Ana dan Grey telah menikah dan mereka pun melakukan honeymoon di Paris, namun kali ini ancaman bukan datang dari mantan budak Mr. Grey melainkan dari dari Jack Hyde (Eric Johnson) mantan bos Ana yang turut menyimpan perasaan kepada Ana. Tentu modus operandi Jack hanya sebatas balas dendam atas manifestasi sakit hati. Tak lebih dari itu, hingga konklusi yang seharusnya tampil gahar hanya sebatas pengulangan dari sebuah metode khas sinetron yang murahan, mencoba manus ke ranah thriller namun terlalu jauh untuk kita sebut thriller.

James Foley kembali menukangi film ini, kali ini ia dibantu oleh naskah dari suami sang penulis asli novelnya, Niall Leonard. Berbicara mengenai filmnya sendiri memang penuh dengan konflik yang sederhana namun berpotensi menyulut sebuah argumen yang kokoh, ya konflik film ini terjadi kala keinginan Ana untuk mempunyai anak dan Christian enggan untuk memiliki buah hati terlalu dini, bukan hanya itu saja konflik seputar kebebasan hak Ana pun tampil yang urung dieksplorasi lebih oleh Foley dan mengedepankan adegan penyulut libido yang kali ini terasa natural meski tak berada di level tinggi, sebut saja adegan yang melibatkan eskrim itu.
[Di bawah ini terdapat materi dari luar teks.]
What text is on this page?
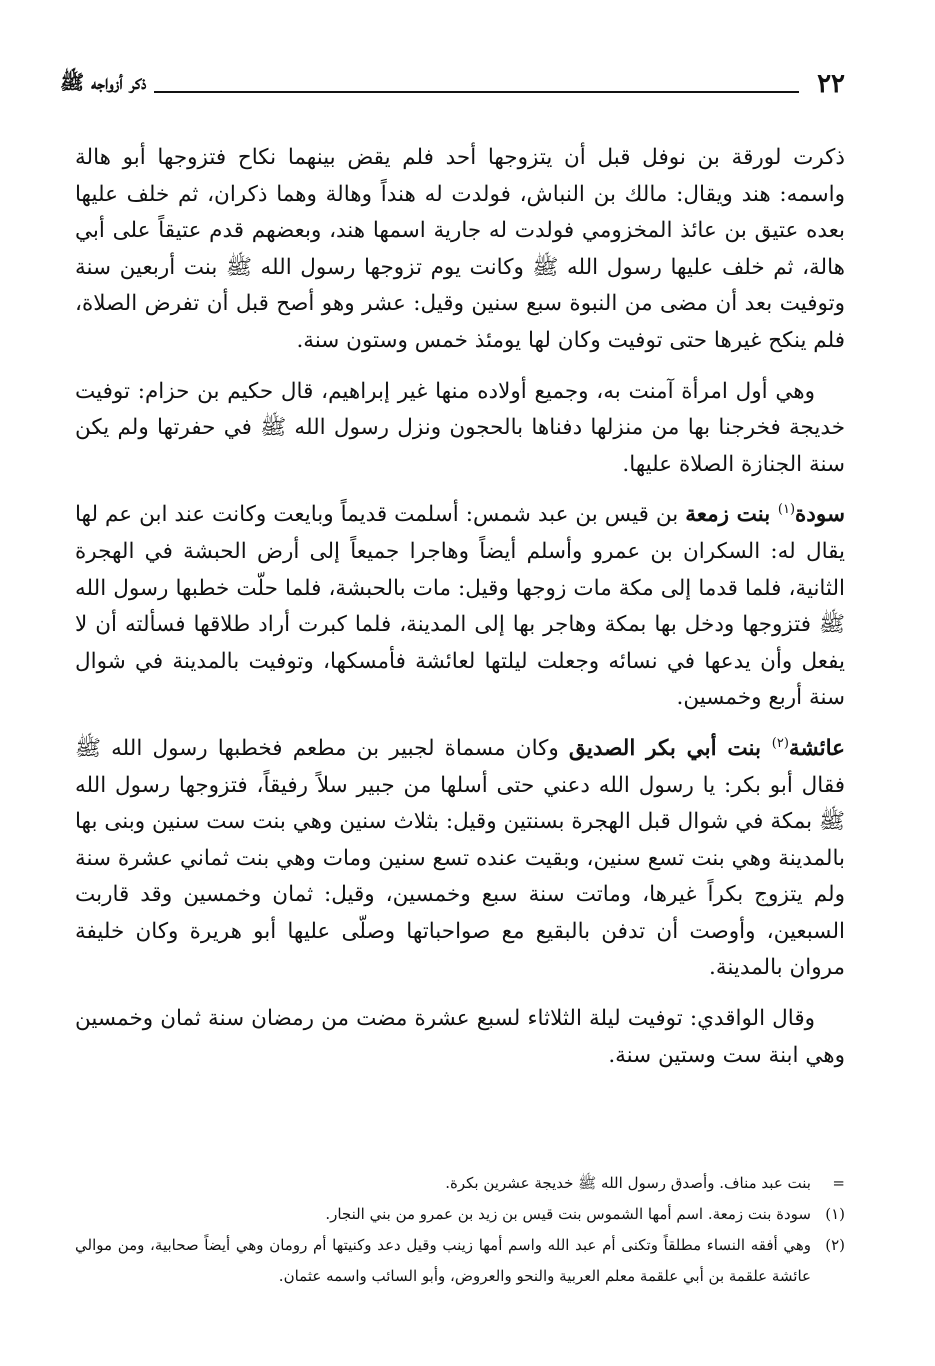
٢٢
ذكر أزواجه ﷺ

ذكرت لورقة بن نوفل قبل أن يتزوجها أحد فلم يقض بينهما نكاح فتزوجها أبو هالة واسمه: هند ويقال: مالك بن النباش، فولدت له هنداً وهالة وهما ذكران، ثم خلف عليها بعده عتيق بن عائذ المخزومي فولدت له جارية اسمها هند، وبعضهم قدم عتيقاً على أبي هالة، ثم خلف عليها رسول الله ﷺ وكانت يوم تزوجها رسول الله ﷺ بنت أربعين سنة وتوفيت بعد أن مضى من النبوة سبع سنين وقيل: عشر وهو أصح قبل أن تفرض الصلاة، فلم ينكح غيرها حتى توفيت وكان لها يومئذ خمس وستون سنة.

وهي أول امرأة آمنت به، وجميع أولاده منها غير إبراهيم، قال حكيم بن حزام: توفيت خديجة فخرجنا بها من منزلها دفناها بالحجون ونزل رسول الله ﷺ في حفرتها ولم يكن سنة الجنازة الصلاة عليها.

سودة$^{(١)}$ بنت زمعة بن قيس بن عبد شمس: أسلمت قديماً وبايعت وكانت عند ابن عم لها يقال له: السكران بن عمرو وأسلم أيضاً وهاجرا جميعاً إلى أرض الحبشة في الهجرة الثانية، فلما قدما إلى مكة مات زوجها وقيل: مات بالحبشة، فلما حلّت خطبها رسول الله ﷺ فتزوجها ودخل بها بمكة وهاجر بها إلى المدينة، فلما كبرت أراد طلاقها فسألته أن لا يفعل وأن يدعها في نسائه وجعلت ليلتها لعائشة فأمسكها، وتوفيت بالمدينة في شوال سنة أربع وخمسين.

عائشة$^{(٢)}$ بنت أبي بكر الصديق وكان مسماة لجبير بن مطعم فخطبها رسول الله ﷺ فقال أبو بكر: يا رسول الله دعني حتى أسلها من جبير سلاً رفيقاً، فتزوجها رسول الله ﷺ بمكة في شوال قبل الهجرة بسنتين وقيل: بثلاث سنين وهي بنت ست سنين وبنى بها بالمدينة وهي بنت تسع سنين، وبقيت عنده تسع سنين ومات وهي بنت ثماني عشرة سنة ولم يتزوج بكراً غيرها، وماتت سنة سبع وخمسين، وقيل: ثمان وخمسين وقد قاربت السبعين، وأوصت أن تدفن بالبقيع مع صواحباتها وصلّى عليها أبو هريرة وكان خليفة مروان بالمدينة.

وقال الواقدي: توفيت ليلة الثلاثاء لسبع عشرة مضت من رمضان سنة ثمان وخمسين وهي ابنة ست وستين سنة.

=
بنت عبد مناف. وأصدق رسول الله ﷺ خديجة عشرين بكرة.
(١)
سودة بنت زمعة. اسم أمها الشموس بنت قيس بن زيد بن عمرو من بني النجار.
(٢)
وهي أفقه النساء مطلقاً وتكنى أم عبد الله واسم أمها زينب وقيل دعد وكنيتها أم رومان وهي أيضاً صحابية، ومن موالي عائشة علقمة بن أبي علقمة معلم العربية والنحو والعروض، وأبو السائب واسمه عثمان.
Bicara mengenai naskahnya memang miskin atas sebuah konflik, dan seperti yang telah saya singgung diatas konflik pun urung untuk dieksplorasi secara lebih, meninggalkan sebuah kesan canggung dan terlalu mudah untuk menemui titik temu. Ya, saya mengerti toh film ini hanya untuk menarik simpati para penggemarnya yang ingin berperang melawan hasrat birahi, tak lebih dari itu. Keputusan yang terlalu menggampangkan ini terlalu miskin jika dibanding segala properti penunjang filmnya yang begitu mewah.

Sejujurnya saya tak ingin menyebut James Foley sebagai orang yang terlalu malas dalam merangkai durasi demi durasi, namun faktanya saya harus menyebutkan itu, Foley memang malas membuat sebuah jalinan cerita yang kokoh, ya memang ia menyentuh ranah konflik utama namun hanya sebatas sambil lalu, sehingga tak salah jika setelah filmnya usai saya sama sekali tak merasakan sebuah impact terhadap filmnya. Jikalau itu pun ada saya akan mengingat bidikan kamera dari John Schwartzman yang menampilkan view yang memanjakan mata.